Mr Stafford Smith added: ‘I think the younger generation should be angry because a lot of them don’t understand how their chances in life have been diminished by my generation.’
Dan Watts, the headteacher The Woodroffe School, said: ‘We are extremely proud of our students and their keen interest in the world beyond the school gates.
‘Our students have a strong moral compass, are passionate about exploring and debating the key issues that interest them since they recognise they have an important part to play in our society in the future.
‘A key role of all schools is, as stated by the Department for Education, that students should be encouraged to develop an interest in investigating moral and ethical issues and use this knowledge to support their own understanding, whilst respecting the views of others.
‘Furthermore, it is expected that whilst at school, students build their understanding of and respect for democracy and the rule of law, as well as their ability to recognise the difference between right and wrong, in both simple and more complex situations.
‘Clearly emphasised by the 3DCentre was the fact that this was an academic discussion and did not purport to be a real trial, but an educational process.
‘However, care was taken by the organisers to ensure that the arguments heard by our students were balanced.
‘The 3DCentre is planning future ‘Generation on Trial’ events on issues ranging from climate change, Brexit, student loans to UK immigration policy and we will continue to support our students in taking part in them.’

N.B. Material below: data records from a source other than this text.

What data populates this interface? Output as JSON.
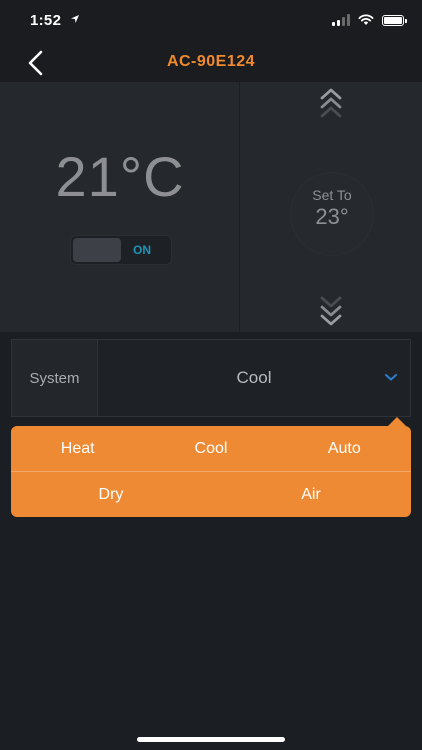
{
  "status_bar": {
    "time": "1:52"
  },
  "nav": {
    "title": "AC-90E124"
  },
  "thermostat": {
    "current_temp": "21°C",
    "power_label": "ON",
    "setpoint_label": "Set To",
    "setpoint_value": "23°"
  },
  "system": {
    "label": "System",
    "selected": "Cool"
  },
  "dropdown": {
    "row1": [
      "Heat",
      "Cool",
      "Auto"
    ],
    "row2": [
      "Dry",
      "Air"
    ]
  },
  "colors": {
    "accent": "#ef8a2e",
    "dropdown_bg": "#ee8a33",
    "toggle_on": "#1e94b8",
    "background": "#1b1e22",
    "panel": "#25282c"
  }
}
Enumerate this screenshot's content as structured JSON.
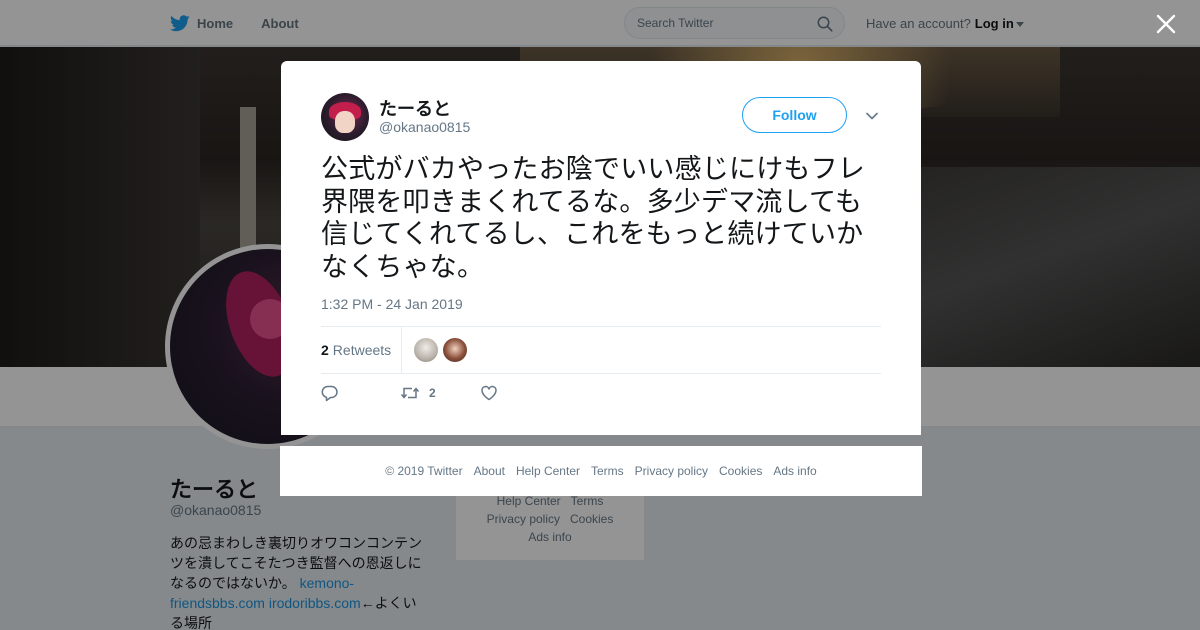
{
  "topbar": {
    "nav": [
      {
        "label": "Home",
        "icon": "twitter-bird-icon"
      },
      {
        "label": "About"
      }
    ],
    "search_placeholder": "Search Twitter",
    "account_prompt": "Have an account?",
    "login_label": "Log in"
  },
  "profile": {
    "name": "たーると",
    "handle": "@okanao0815",
    "bio_text": "あの忌まわしき裏切りオワコンコンテンツを潰してこそたつき監督への恩返しになるのではないか。",
    "bio_link1": "kemono-friendsbbs.com",
    "bio_link2": "irodoribbs.com",
    "bio_suffix": "←よくいる場所",
    "side_links_row1": [
      "Help Center",
      "Terms"
    ],
    "side_links_row2": [
      "Privacy policy",
      "Cookies"
    ],
    "side_links_row3": [
      "Ads info"
    ]
  },
  "tweet": {
    "author_name": "たーると",
    "author_handle": "@okanao0815",
    "follow_label": "Follow",
    "text": "公式がバカやったお陰でいい感じにけもフレ界隈を叩きまくれてるな。多少デマ流しても信じてくれてるし、これをもっと続けていかなくちゃな。",
    "timestamp": "1:32 PM - 24 Jan 2019",
    "retweet_count": "2",
    "retweets_label": "Retweets",
    "action_retweet_count": "2"
  },
  "footer": {
    "links": [
      "© 2019 Twitter",
      "About",
      "Help Center",
      "Terms",
      "Privacy policy",
      "Cookies",
      "Ads info"
    ]
  },
  "colors": {
    "accent": "#1da1f2",
    "link": "#1b95e0",
    "muted_text": "#657786",
    "overlay": "rgba(0,0,0,0.42)"
  }
}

Mr Drax, 63, is believed to be the wealthiest landowner in the House of Commons, with 5,600 hectares of farmland and woodlands, and is worth about £150million.
He owns the Drax Hall sugar plantation in Barbados. His ancestors ran the same plantation about 400 years ago and used slave labour.
Mr Drax has previously described his ancestors links with the slave trade as ‘deeply regrettable’.
But he said no one can be held responsible today for what happened hundreds of years ago.
Mr Drax declined to comment on the mock trial.
Drax family was paid £3million for 189 slaves in 1836
Tory MP Richard Drax is descended from John Sawbridge Erle-Drax, who was compensated £4,293 – £3million today – for 189 slaves in 1836.
For years the family owned Drax Hall sugar cane plantation in St George’s, Barbados.
It was built around 1650, around 20 years after James and William Drax first sailed to Barbados.
The Drax family owned slaves in Barbados from the mid-1600s and later expanded to Jamaica.
Drax Hall’s sugar plantation in Saint George, Barbados, had a workforce of around 327 enslaved people for nearly 200 years.
Richard Drax, 63, registered the plantation business in his full name and pays tax due on the property personally, after inheriting it when his father died in 2017.